The wainscoting and pews (originally for staff and Horse Guards) are by Sir Charles Hopson, the leading joiner of his day and deputy Clerk of Works at the Royal Hospital from 1691 to 1698. The choir stalls are modern additions. Backs have been fitted to the benches, and the three-decker pulpit has been dismantled to make the existing pulpit and reading-desk, otherwise the original plan is maintained. The plasterwork was carried out by Henry Margetts. The carving is by William Emmett, Master Carver before Grinling Gibbons and William Morgan.
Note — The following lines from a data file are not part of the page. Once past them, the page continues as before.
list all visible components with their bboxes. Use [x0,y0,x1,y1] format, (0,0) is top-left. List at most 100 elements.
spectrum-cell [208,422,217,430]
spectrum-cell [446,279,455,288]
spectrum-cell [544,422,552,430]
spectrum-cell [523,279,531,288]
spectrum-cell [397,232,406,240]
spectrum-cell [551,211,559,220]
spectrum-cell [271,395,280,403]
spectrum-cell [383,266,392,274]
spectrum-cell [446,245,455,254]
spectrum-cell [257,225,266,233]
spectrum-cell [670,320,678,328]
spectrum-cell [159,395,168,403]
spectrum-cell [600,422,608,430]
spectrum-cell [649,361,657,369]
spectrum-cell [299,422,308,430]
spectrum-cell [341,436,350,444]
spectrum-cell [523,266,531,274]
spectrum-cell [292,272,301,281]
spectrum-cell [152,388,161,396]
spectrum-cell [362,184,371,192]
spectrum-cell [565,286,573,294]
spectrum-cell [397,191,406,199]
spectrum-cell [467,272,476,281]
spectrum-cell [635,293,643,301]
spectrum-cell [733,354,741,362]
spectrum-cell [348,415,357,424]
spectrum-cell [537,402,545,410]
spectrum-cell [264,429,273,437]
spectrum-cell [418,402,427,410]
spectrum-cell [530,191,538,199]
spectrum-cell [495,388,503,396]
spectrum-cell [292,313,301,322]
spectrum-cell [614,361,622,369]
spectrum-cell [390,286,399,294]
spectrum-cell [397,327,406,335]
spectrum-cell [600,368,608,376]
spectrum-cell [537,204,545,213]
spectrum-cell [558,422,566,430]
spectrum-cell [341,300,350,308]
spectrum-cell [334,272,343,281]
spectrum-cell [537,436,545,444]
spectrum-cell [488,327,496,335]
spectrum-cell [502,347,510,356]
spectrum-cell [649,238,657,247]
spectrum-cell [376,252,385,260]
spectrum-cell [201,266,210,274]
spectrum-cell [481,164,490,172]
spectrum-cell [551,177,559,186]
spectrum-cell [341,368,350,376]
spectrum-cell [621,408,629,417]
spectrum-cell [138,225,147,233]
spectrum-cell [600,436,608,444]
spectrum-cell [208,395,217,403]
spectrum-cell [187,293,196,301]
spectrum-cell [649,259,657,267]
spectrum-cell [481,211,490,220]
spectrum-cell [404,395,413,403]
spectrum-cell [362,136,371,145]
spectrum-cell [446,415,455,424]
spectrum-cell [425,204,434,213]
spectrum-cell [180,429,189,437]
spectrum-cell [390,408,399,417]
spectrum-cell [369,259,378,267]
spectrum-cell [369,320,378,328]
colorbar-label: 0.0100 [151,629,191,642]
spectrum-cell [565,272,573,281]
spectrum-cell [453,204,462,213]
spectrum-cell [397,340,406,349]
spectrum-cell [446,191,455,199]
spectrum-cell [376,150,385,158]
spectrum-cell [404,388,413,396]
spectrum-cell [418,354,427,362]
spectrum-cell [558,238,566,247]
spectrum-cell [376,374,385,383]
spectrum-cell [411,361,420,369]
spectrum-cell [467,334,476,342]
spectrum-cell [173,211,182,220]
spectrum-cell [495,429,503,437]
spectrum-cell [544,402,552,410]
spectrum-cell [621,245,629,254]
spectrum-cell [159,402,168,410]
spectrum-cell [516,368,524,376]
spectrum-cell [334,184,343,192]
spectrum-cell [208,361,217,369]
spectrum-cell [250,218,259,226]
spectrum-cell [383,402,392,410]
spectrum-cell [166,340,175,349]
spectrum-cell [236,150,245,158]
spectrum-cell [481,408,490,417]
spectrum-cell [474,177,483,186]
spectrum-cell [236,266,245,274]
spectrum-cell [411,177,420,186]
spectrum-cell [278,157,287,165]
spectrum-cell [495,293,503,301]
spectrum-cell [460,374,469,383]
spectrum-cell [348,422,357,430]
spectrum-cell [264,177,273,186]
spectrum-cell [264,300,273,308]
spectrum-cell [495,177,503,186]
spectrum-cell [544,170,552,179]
The organ case is the work of Renatus Harris, but his organ has been replaced by a modern instrument.
The painting of the Resurrection in the half dome of the apse is by Sebastiano Ricci, assisted by his nephew Marco, and dates from 1714. The work was probably paid for, as a donation to the Royal Hospital, by Queen Anne.
The Royal Hospital's magnificent silver-gilt altar plate was made by Ralph Leake and is hall-marked 1687-8. It comprises a large alms dish, a pair of candlesticks with baluster stems, a salver, three flagons, four chalices and patens, and a straining spoon. The altar cross, the font and the coat of arms on the front of the organ loft date from 1955-6.
One of the original service books has been preserved. The old registers of baptisms, marriages and burials are now held at the Public Records Office. Burial services were discontinued in 1854, and weddings which were uncommon after 1753 were banned from 1815 to 1919.
The Chapel was consecrated in August 1691, and compulsory services held twice daily. Nowadays they are normally confined to the Sunday morning services before which the In- Pensioners parade in Figure Court.